Sadly, the movie is dull and poorly paced, with clunky dialogue, and it features some of the worst British accents I’ve ever seen in my natural life. It’s a damn shame for a franchise with such rich characters and a previous incarnation that felt original and fun. The only thing it does is take huge advantage of the hard R rating to show a lot of gore and Eldritch Abomination killing people, but this just feels like brief breaks in the tediousness. Some of the CGI doesn’t seem finished with makes it all seem even less interesting.
As Charles Pulliam-Moore from i09 put it, “the film’s much more focused on beating you over the head with a selection of greatest hits moments from the Hellboy comics, hoping that you’ll get so swept up in the blood and gore that you mistakenly think you’re having a good time.”
That this tactic fails is frustrating because the source material is great and David Harbour delivers a great take on the character. It really comes down to the writing not being up to par. It also sucks that Nimue, The Blood Witch (played with campy excellence by Milla Jovovich) doesn’t get to be as intimidating as the character should be and is rather just an evil seductress who wants to turn Hellboy into a force of evil. She is framed as someone who is standing up for monsters but is reduced to just being thirsty for Hellboy. Which, relatable, but this does not a character make. We get so few great on-screen female comic book villains that it always sucks extra hard when we do get one and they are reduced to being sexy plot devices rather than actual people.
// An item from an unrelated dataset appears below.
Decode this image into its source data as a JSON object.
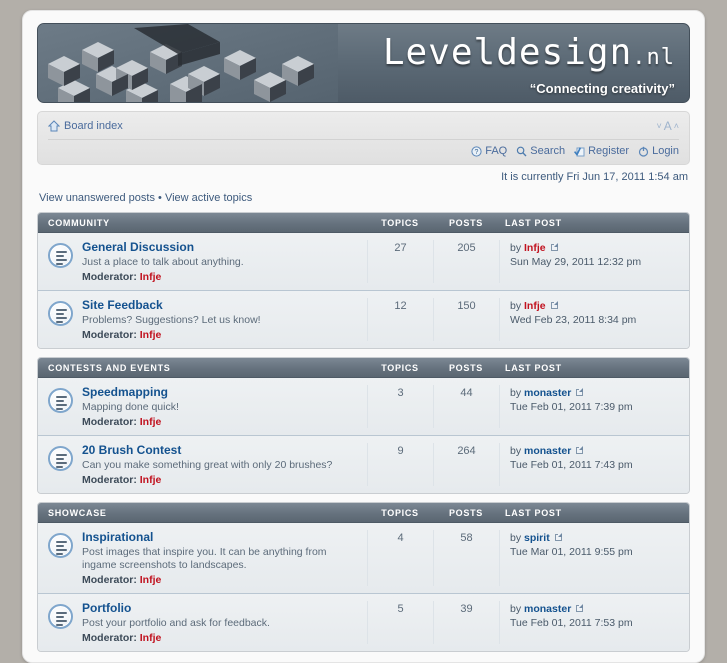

One aspect that was interesting was the role of Ben Daimio, played by Daniel Dae Kim. As some of you may recall there was a big issue of white actor, Ed Skrein, being cast as Daimio despite the character being Japanese in the comics. Skerin walked away from the role (and his IMDB should be thankful for it tbh) and Kim ended up getting it.
The producers said initially that the reason they gave the role to Skrein was that: “…You know, the story takes place in the U.K. so we were creating Daimio as giving him an English background and we lost track of who he was in the comic books and we made a mistake.” Yeah, because Daimio in the comics is not English either so him being English is odd anyway, but the role that Daimio has is so small that the idea that they gave him an English background because of the location is just kind of comical.
For those who did see the film this weekend what did you think? At least Lobster Johnson was great.